1
I’m starting in JAVA. I created two classes, the class Pessoa
, which receives the following parameters at the instantiation of a new object:
public Pessoa(String nome, int idade, char sexo)
And the class Livro
:
public Livro(String titulo, String autor, int totPaginas, Pessoa leitor)
And in the main class, I made the following instantiations:
Pessoa[] p = new Pessoa[2];
Livro [] l = new Livro[3];
p[0] = new Pessoa("Pedro" , 22 , 'M');
p[1] = new Pessoa("Maria" , 25 , 'F');
l[0] = new Livro("Aprendendo JAVA" , "José da Silva" , 400 , p[0]);
l[1] = new Livro("POO em JAVA" , "Márcio Bezerra" , 500 , p[1]);
l[2] = new Livro("JAVA avançado" , "Fernanda Pereira" , 900 , p[0]);
How to add multiple vector indices Pessoa []
as a parameter in the instantiation of a new book object, i.e., how to do, for example, Peter And Maria read the book "POO in JAVA", without having to instantiate another identical book?

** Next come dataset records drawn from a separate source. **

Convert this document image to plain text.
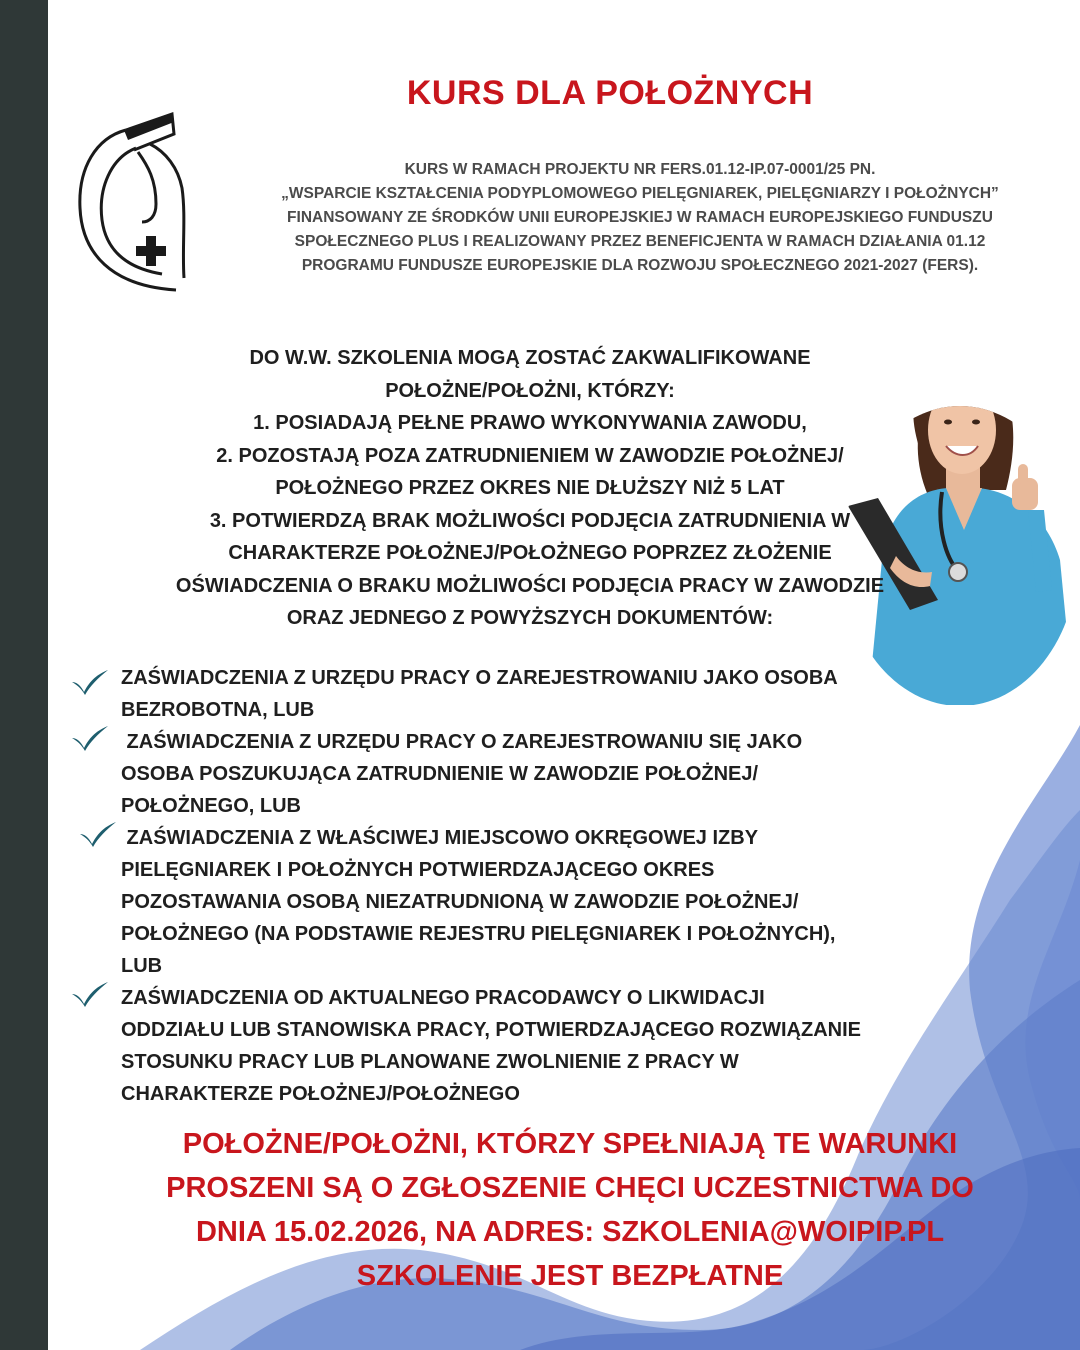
KURS DLA POŁOŻNYCH
KURS W RAMACH PROJEKTU NR FERS.01.12-IP.07-0001/25 PN.
„WSPARCIE KSZTAŁCENIA PODYPLOMOWEGO PIELĘGNIAREK, PIELĘGNIARZY I POŁOŻNYCH”
FINANSOWANY ZE ŚRODKÓW UNII EUROPEJSKIEJ W RAMACH EUROPEJSKIEGO FUNDUSZU
SPOŁECZNEGO PLUS I REALIZOWANY PRZEZ BENEFICJENTA W RAMACH DZIAŁANIA 01.12
PROGRAMU FUNDUSZE EUROPEJSKIE DLA ROZWOJU SPOŁECZNEGO 2021-2027 (FERS).
DO W.W. SZKOLENIA MOGĄ ZOSTAĆ ZAKWALIFIKOWANE
POŁOŻNE/POŁOŻNI, KTÓRZY:
1. POSIADAJĄ PEŁNE PRAWO WYKONYWANIA ZAWODU,
2. POZOSTAJĄ POZA ZATRUDNIENIEM W ZAWODZIE POŁOŻNEJ/
POŁOŻNEGO PRZEZ OKRES NIE DŁUŻSZY NIŻ 5 LAT
3. POTWIERDZĄ BRAK MOŻLIWOŚCI PODJĘCIA ZATRUDNIENIA W
CHARAKTERZE POŁOŻNEJ/POŁOŻNEGO POPRZEZ ZŁOŻENIE
OŚWIADCZENIA O BRAKU MOŻLIWOŚCI PODJĘCIA PRACY W ZAWODZIE
ORAZ JEDNEGO Z POWYŻSZYCH DOKUMENTÓW:
ZAŚWIADCZENIA Z URZĘDU PRACY O ZAREJESTROWANIU JAKO OSOBA
BEZROBOTNA, LUB
ZAŚWIADCZENIA Z URZĘDU PRACY O ZAREJESTROWANIU SIĘ JAKO
OSOBA POSZUKUJĄCA ZATRUDNIENIE W ZAWODZIE POŁOŻNEJ/
POŁOŻNEGO, LUB
ZAŚWIADCZENIA Z WŁAŚCIWEJ MIEJSCOWO OKRĘGOWEJ IZBY
PIELĘGNIAREK I POŁOŻNYCH POTWIERDZAJĄCEGO OKRES
POZOSTAWANIA OSOBĄ NIEZATRUDNIONĄ W ZAWODZIE POŁOŻNEJ/
POŁOŻNEGO (NA PODSTAWIE REJESTRU PIELĘGNIAREK I POŁOŻNYCH),
LUB
ZAŚWIADCZENIA OD AKTUALNEGO PRACODAWCY O LIKWIDACJI
ODDZIAŁU LUB STANOWISKA PRACY, POTWIERDZAJĄCEGO ROZWIĄZANIE
STOSUNKU PRACY LUB PLANOWANE ZWOLNIENIE Z PRACY W
CHARAKTERZE POŁOŻNEJ/POŁOŻNEGO
POŁOŻNE/POŁOŻNI, KTÓRZY SPEŁNIAJĄ TE WARUNKI
PROSZENI SĄ O ZGŁOSZENIE CHĘCI UCZESTNICTWA DO
DNIA 15.02.2026, NA ADRES: SZKOLENIA@WOIPIP.PL
SZKOLENIE JEST BEZPŁATNE
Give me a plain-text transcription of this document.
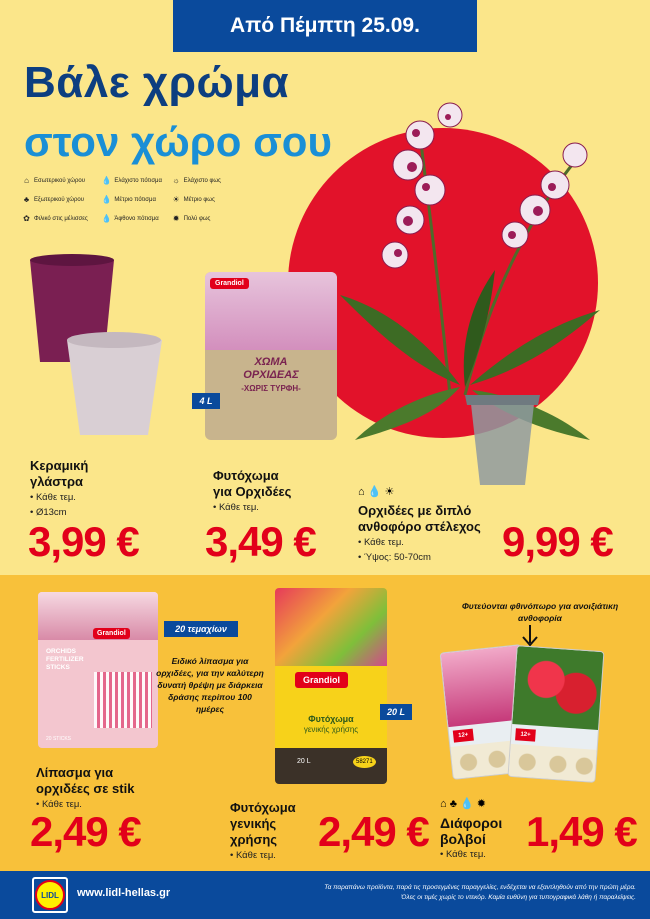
Από Πέμπτη 25.09.
Βάλε χρώμα
στον χώρο σου
⌂ Εσωτερικού χώρου 💧 Ελάχιστο πότισμα ☼ Ελάχιστο φως
♣ Εξωτερικού χώρου 💧 Μέτριο πότισμα ☀ Μέτριο φως
✿ Φιλικό στις μέλισσες 💧 Άφθονο πότισμα ✹ Πολύ φως
Κεραμική
γλάστρα
• Κάθε τεμ.
• Ø13cm
3,99 €
Grandiol
ΧΩΜΑ
ΟΡΧΙΔΕΑΣ
-ΧΩΡΙΣ ΤΥΡΦΗ-
4 L
Φυτόχωμα
για Ορχιδέες
• Κάθε τεμ.
3,49 €
⌂ 💧 ☀
Ορχιδέες με διπλό
ανθοφόρο στέλεχος
• Κάθε τεμ.
• Ύψος: 50-70cm	9,99 €
Grandiol
ORCHIDS
FERTILIZER
STICKS
20 STICKS
20 τεμαχίων
Ειδικό λίπασμα για ορχιδέες, για την καλύτερη δυνατή θρέψη με διάρκεια δράσης περίπου 100 ημέρες
Λίπασμα για
ορχιδέες σε stik
• Κάθε τεμ.
2,49 €
Grandiol
Φυτόχωμα
γενικής χρήσης
20 L	58271
20 L
Φυτόχωμα
γενικής
χρήσης
• Κάθε τεμ.
2,49 €
Φυτεύονται φθινόπωρο για ανοιξιάτικη ανθοφορία
12+	12+
⌂ ♣ 💧 ✹
Διάφοροι
βολβοί
• Κάθε τεμ. 1,49 €
LIDL	www.lidl-hellas.gr	Τα παραπάνω προϊόντα, παρά τις προσεγμένες παραγγελίες, ενδέχεται να εξαντληθούν από την πρώτη μέρα.
Όλες οι τιμές χωρίς το ντεκόρ. Καμία ευθύνη για τυπογραφικά λάθη ή παραλείψεις.
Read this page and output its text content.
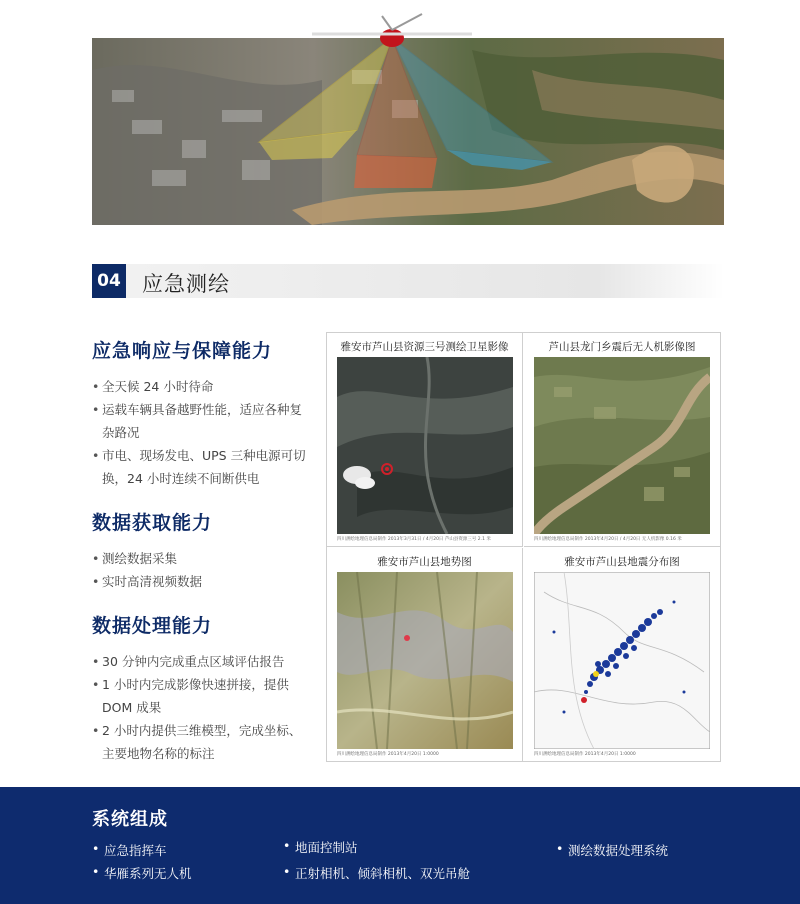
04 应急测绘
应急响应与保障能力
• 全天候 24 小时待命
• 运载车辆具备越野性能，适应各种复杂路况
• 市电、现场发电、UPS 三种电源可切换，24 小时连续不间断供电
数据获取能力
• 测绘数据采集
• 实时高清视频数据
数据处理能力
• 30 分钟内完成重点区域评估报告
• 1 小时内完成影像快速拼接，提供 DOM 成果
• 2 小时内提供三维模型，完成坐标、主要地物名称的标注
雅安市芦山县资源三号测绘卫星影像
四川测绘地理信息局制作 2013年3月31日 / 4月20日 芦山县资源三号 2.1 米
芦山县龙门乡震后无人机影像图
四川测绘地理信息局制作 2013年4月20日 / 4月20日 无人机影像 0.16 米
雅安市芦山县地势图
四川测绘地理信息局制作 2013年4月20日 1:0000
雅安市芦山县地震分布图
四川测绘地理信息局制作 2013年4月20日 1:0000
系统组成
• 应急指挥车	• 地面控制站	• 测绘数据处理系统
• 华雁系列无人机	• 正射相机、倾斜相机、双光吊舱
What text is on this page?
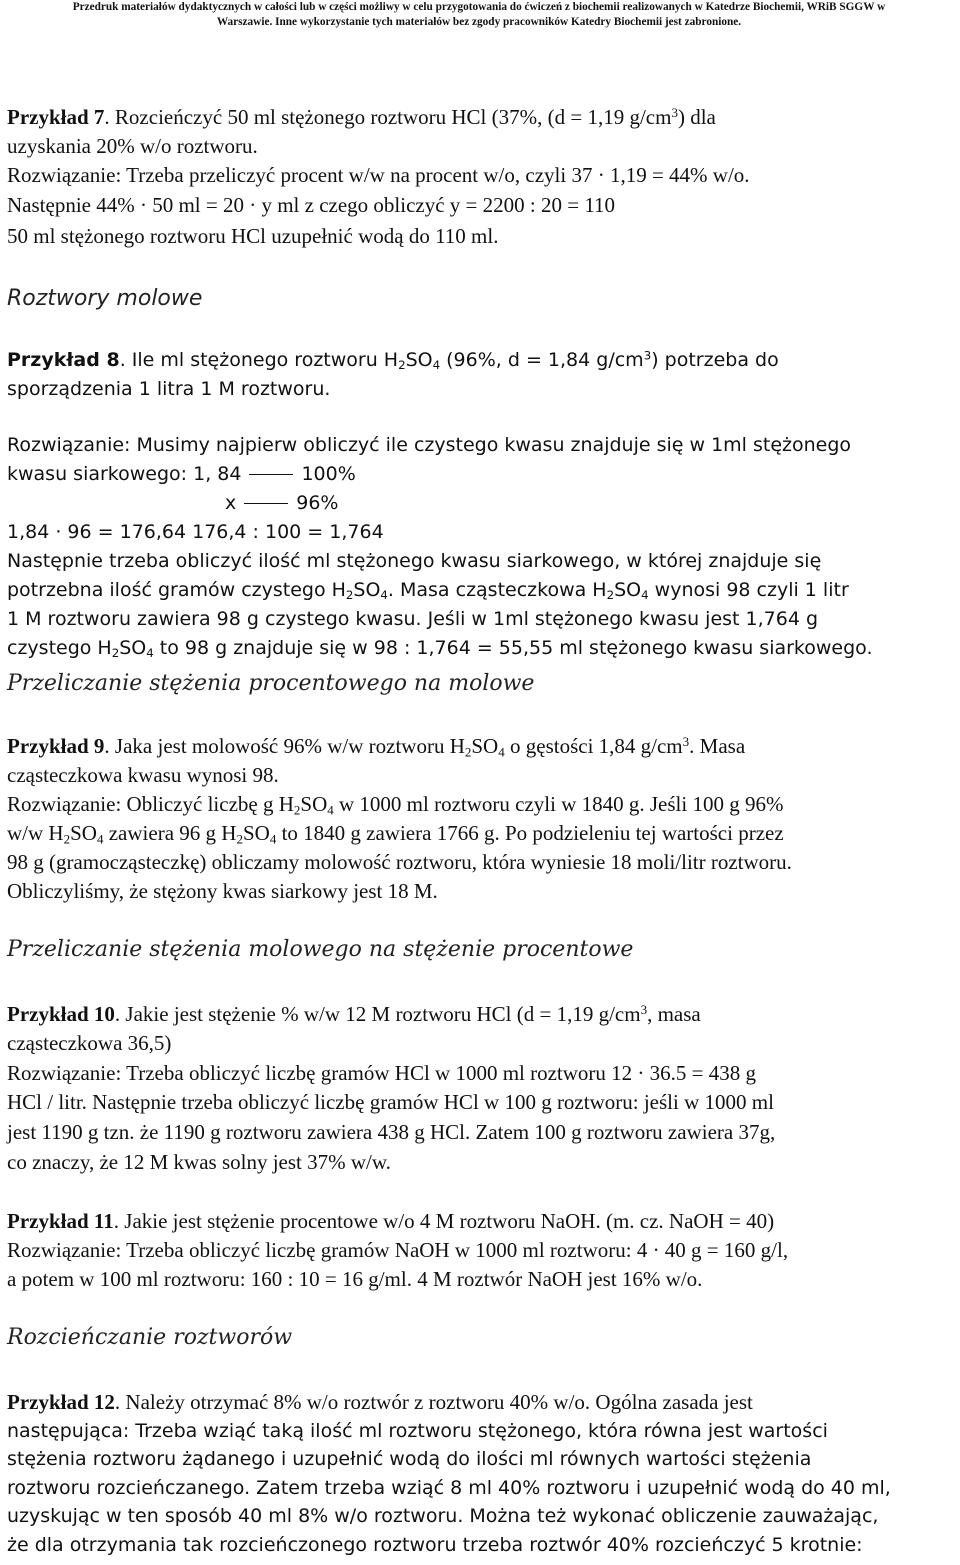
Przedruk materiałów dydaktycznych w całości lub w części możliwy w celu przygotowania do ćwiczeń z biochemii realizowanych w Katedrze Biochemii, WRiB SGGW w
Warszawie. Inne wykorzystanie tych materiałów bez zgody pracowników Katedry Biochemii jest zabronione.
Przykład 7. Rozcieńczyć 50 ml stężonego roztworu HCl (37%, (d = 1,19 $g/cm^3$) dla
uzyskania 20% w/o roztworu.
Rozwiązanie: Trzeba przeliczyć procent w/w na procent w/o, czyli 37 · 1,19 = 44% w/o.
Następnie 44% · 50 ml = 20 · y ml z czego obliczyć y = 2200 : 20 = 110
50 ml stężonego roztworu HCl uzupełnić wodą do 110 ml.
Roztwory molowe
Przykład 8. Ile ml stężonego roztworu $H_2SO_4$ (96%, d = 1,84 $g/cm^3$) potrzeba do
sporządzenia 1 litra 1 M roztworu.
Rozwiązanie: Musimy najpierw obliczyć ile czystego kwasu znajduje się w 1ml stężonego
kwasu siarkowego: 1, 84	100%
x	96%
1,84 · 96 = 176,64 176,4 : 100 = 1,764
Następnie trzeba obliczyć ilość ml stężonego kwasu siarkowego, w której znajduje się
potrzebna ilość gramów czystego $H_2SO_4$. Masa cząsteczkowa $H_2SO_4$ wynosi 98 czyli 1 litr
1 M roztworu zawiera 98 g czystego kwasu. Jeśli w 1ml stężonego kwasu jest 1,764 g
czystego $H_2SO_4$ to 98 g znajduje się w 98 : 1,764 = 55,55 ml stężonego kwasu siarkowego.
Przeliczanie stężenia procentowego na molowe
Przykład 9. Jaka jest molowość 96% w/w roztworu $H_2SO_4$ o gęstości 1,84 $g/cm^3$. Masa
cząsteczkowa kwasu wynosi 98.
Rozwiązanie: Obliczyć liczbę g $H_2SO_4$ w 1000 ml roztworu czyli w 1840 g. Jeśli 100 g 96%
w/w $H_2SO_4$ zawiera 96 g $H_2SO_4$ to 1840 g zawiera 1766 g. Po podzieleniu tej wartości przez
98 g (gramocząsteczkę) obliczamy molowość roztworu, która wyniesie 18 moli/litr roztworu.
Obliczyliśmy, że stężony kwas siarkowy jest 18 M.
Przeliczanie stężenia molowego na stężenie procentowe
Przykład 10. Jakie jest stężenie % w/w 12 M roztworu HCl (d = 1,19 $g/cm^3$, masa
cząsteczkowa 36,5)
Rozwiązanie: Trzeba obliczyć liczbę gramów HCl w 1000 ml roztworu 12 · 36.5 = 438 g
HCl / litr. Następnie trzeba obliczyć liczbę gramów HCl w 100 g roztworu: jeśli w 1000 ml
jest 1190 g tzn. że 1190 g roztworu zawiera 438 g HCl. Zatem 100 g roztworu zawiera 37g,
co znaczy, że 12 M kwas solny jest 37% w/w.
Przykład 11. Jakie jest stężenie procentowe w/o 4 M roztworu NaOH. (m. cz. NaOH = 40)
Rozwiązanie: Trzeba obliczyć liczbę gramów NaOH w 1000 ml roztworu: 4 · 40 g = 160 g/l,
a potem w 100 ml roztworu: 160 : 10 = 16 g/ml. 4 M roztwór NaOH jest 16% w/o.
Rozcieńczanie roztworów
Przykład 12. Należy otrzymać 8% w/o roztwór z roztworu 40% w/o. Ogólna zasada jest
następująca: Trzeba wziąć taką ilość ml roztworu stężonego, która równa jest wartości
stężenia roztworu żądanego i uzupełnić wodą do ilości ml równych wartości stężenia
roztworu rozcieńczanego. Zatem trzeba wziąć 8 ml 40% roztworu i uzupełnić wodą do 40 ml,
uzyskując w ten sposób 40 ml 8% w/o roztworu. Można też wykonać obliczenie zauważając,
że dla otrzymania tak rozcieńczonego roztworu trzeba roztwór 40% rozcieńczyć 5 krotnie:
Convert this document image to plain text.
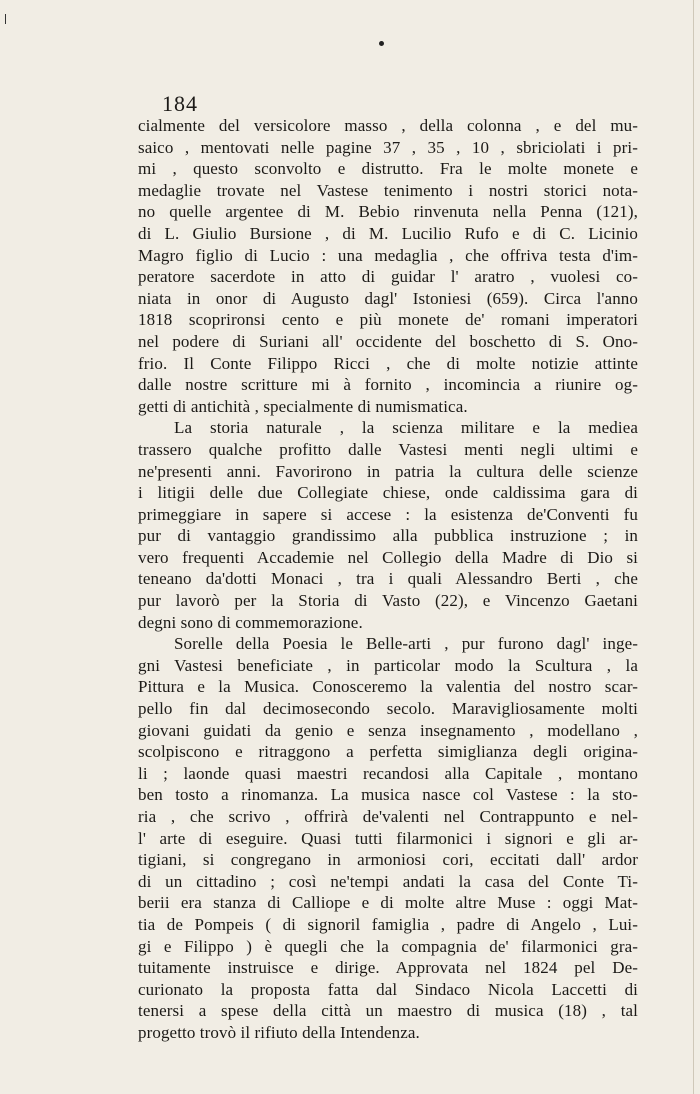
184
cialmente del versicolore masso , della colonna , e del mu-
saico , mentovati nelle pagine 37 , 35 , 10 , sbriciolati i pri-
mi , questo sconvolto e distrutto. Fra le molte monete e
medaglie trovate nel Vastese tenimento i nostri storici nota-
no quelle argentee di M. Bebio rinvenuta nella Penna (121),
di L. Giulio Bursione , di M. Lucilio Rufo e di C. Licinio
Magro figlio di Lucio : una medaglia , che offriva testa d'im-
peratore sacerdote in atto di guidar l' aratro , vuolesi co-
niata in onor di Augusto dagl' Istoniesi (659). Circa l'anno
1818 scoprironsi cento e più monete de' romani imperatori
nel podere di Suriani all' occidente del boschetto di S. Ono-
frio. Il Conte Filippo Ricci , che di molte notizie attinte
dalle nostre scritture mi à fornito , incomincia a riunire og-
getti di antichità , specialmente di numismatica.
La storia naturale , la scienza militare e la mediea
trassero qualche profitto dalle Vastesi menti negli ultimi e
ne'presenti anni. Favorirono in patria la cultura delle scienze
i litigii delle due Collegiate chiese, onde caldissima gara di
primeggiare in sapere si accese : la esistenza de'Conventi fu
pur di vantaggio grandissimo alla pubblica instruzione ; in
vero frequenti Accademie nel Collegio della Madre di Dio si
teneano da'dotti Monaci , tra i quali Alessandro Berti , che
pur lavorò per la Storia di Vasto (22), e Vincenzo Gaetani
degni sono di commemorazione.
Sorelle della Poesia le Belle-arti , pur furono dagl' inge-
gni Vastesi beneficiate , in particolar modo la Scultura , la
Pittura e la Musica. Conosceremo la valentia del nostro scar-
pello fin dal decimosecondo secolo. Maravigliosamente molti
giovani guidati da genio e senza insegnamento , modellano ,
scolpiscono e ritraggono a perfetta simiglianza degli origina-
li ; laonde quasi maestri recandosi alla Capitale , montano
ben tosto a rinomanza. La musica nasce col Vastese : la sto-
ria , che scrivo , offrirà de'valenti nel Contrappunto e nel-
l' arte di eseguire. Quasi tutti filarmonici i signori e gli ar-
tigiani, si congregano in armoniosi cori, eccitati dall' ardor
di un cittadino ; così ne'tempi andati la casa del Conte Ti-
berii era stanza di Calliope e di molte altre Muse : oggi Mat-
tia de Pompeis ( di signoril famiglia , padre di Angelo , Lui-
gi e Filippo ) è quegli che la compagnia de' filarmonici gra-
tuitamente instruisce e dirige. Approvata nel 1824 pel De-
curionato la proposta fatta dal Sindaco Nicola Laccetti di
tenersi a spese della città un maestro di musica (18) , tal
progetto trovò il rifiuto della Intendenza.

I believe that logic is envied. For me it makes no sense to add "Person" in Book just to mark that she has already read it. Maybe the reverse makes it much more sentid and less work.
– user28595
@diegofm you’re right, but the problem of AP will remain, when a person reads more than one book.
– ramaral
@ramaral does not stop the Book from being a parameter of the existence of a person object and create a list (in a rudimentary example possible) in the class person where the books read would be stored.
– user28595
@diegofm What I meant was that changing logic did not solve the problem, it needed something more and yes the solution is this: create a list that, although not so "logical", can also be made in the object Book.